Consider this: God chose not merely to visit humanity but to need us. Before Christ offered himself as bread and wine, he needed Mary’s milk. Before he could save the world, he required a woman’s courage to say yes to a call she couldn’t fully understand. This is the scandalous beauty of the Incarnation—God made himself dependent on human cooperation.
The God who meets us is not distant or abstract but draws intimately near, honoring us by seeking to understand our stories. Just as God asked Hagar “What’s your story?” in the desert, God comes to satisfy our deepest need, embracing us with a love that will never let go.
God in the Unlikely Places
God reveals himself in unexpected locations—not just in sacred spaces but in wilderness places, in desperation and wandering. Mary encountered the angel in her ordinary bedroom. The shepherds received the announcement in their fields. God pitches his tent next to ours, moves into our neighborhood, enters our waiting rooms and traffic jams and dirty dishes.
Whether we face sin and failure, grief and despair, or simply seek meaning and purpose, God embraces us with forgiving, comforting, and encouraging love. No place is godforsaken when God chooses to show up there.

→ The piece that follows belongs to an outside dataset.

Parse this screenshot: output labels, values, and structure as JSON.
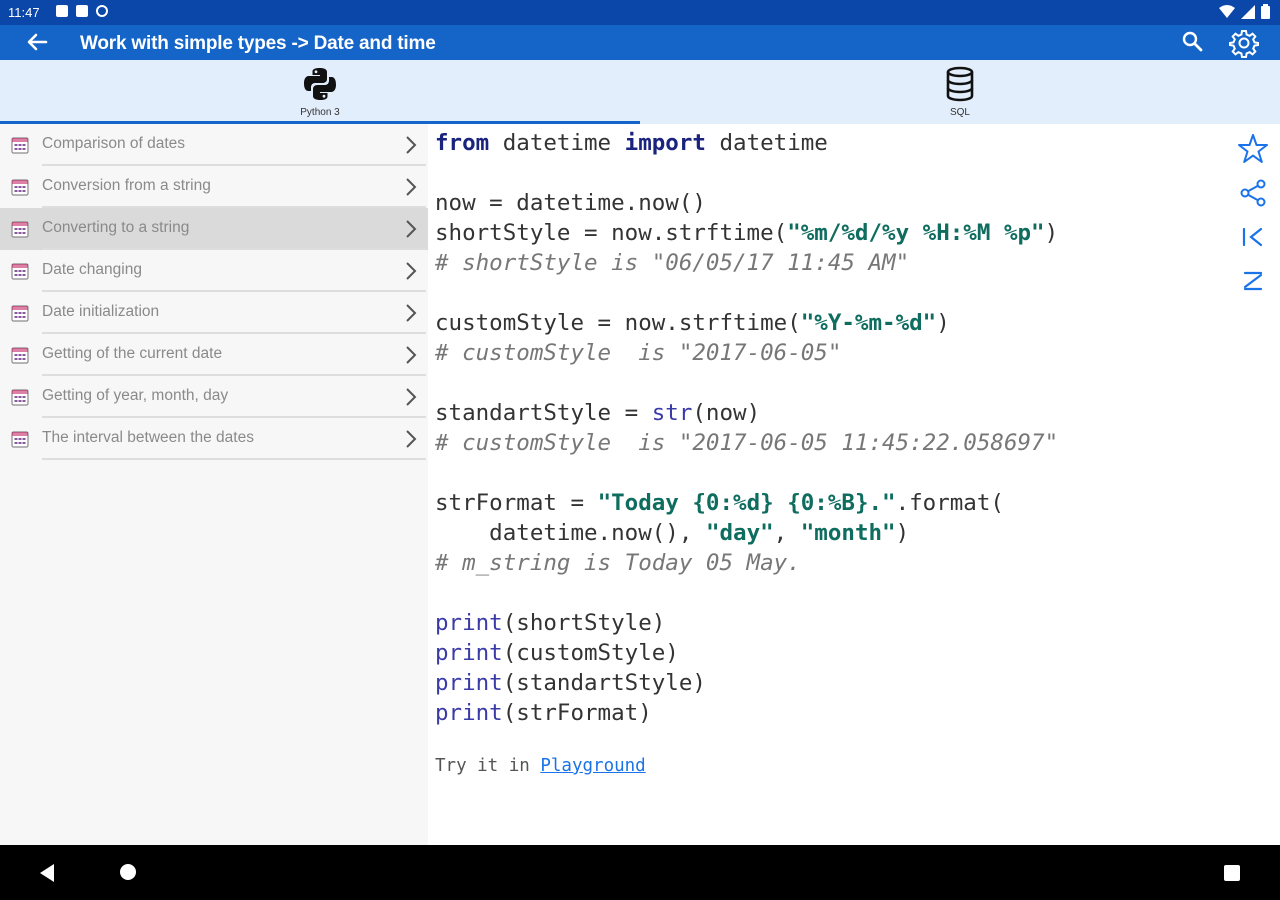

This Advent, ask yourself: Where do I least expect to find God? Your commute? Your difficult conversation? Your fear? Perhaps that’s exactly where Emmanuel waits.
Our Turn to Say Yes
Mary’s yes wasn’t a single moment but a lifestyle—a continuing wholehearted consent to God’s will unfolding in unexpected ways. She said yes at the Annunciation. She said yes at the manger. She said yes at the cross, becoming mother to all of Jesus’s disciples.
Your yes matters too. Not because you can save everyone or change everything, but because God invites you into co-creation. You cannot say yes for all humanity as Mary did, but you can say yes in your small corner of the world. You can:
- Say yes to noticing the overlooked person
- Say yes to honest vulnerability in a relationship
- Say yes to the risky work of love
- Say yes to showing up even when it’s inconvenient
- Say yes to God’s call even when you can’t see the outcome
Each time we die to self and consent to the challenges of love, we rise to new life in the same surrender, completing our own baptismal journey.
Prayer for Today
God of the ordinary and extraordinary,
Thank you for drawing near—for choosing not to stay distant but to dwell with us in our most vulnerable moments. Thank you that you trusted yourself completely to human care, that you needed us then and invite our participation still.
Give me Mary’s courage to say yes to your mysterious callings. Help me believe that my small yeses matter, that my willingness to risk love opens space for your kingdom to break through.
Teach me to find you in unexpected places—in my wilderness, in my waiting, in my weakness. Let me pitch my tent next to yours, knowing you have already moved into my neighborhood.
May I trust that vulnerability is not weakness but the posture of incarnation. May I remember that you, the Almighty, chose the low way—power in humility, strength perfected in weakness.
This Advent, make me attentive to where you show up and brave enough to say yes.
Amen.
Questions for Reflection
- Where in your life right now is God inviting you to say yes to something that feels risky or vulnerable?
- What “unlikely places” in your daily routine might God be trying to meet you that you’ve been overlooking?
- How does knowing that God chose to be vulnerable and dependent change the way you view your own weakness or need?
- If Mary’s yes opened the door to salvation, what doors might your small yeses open for others?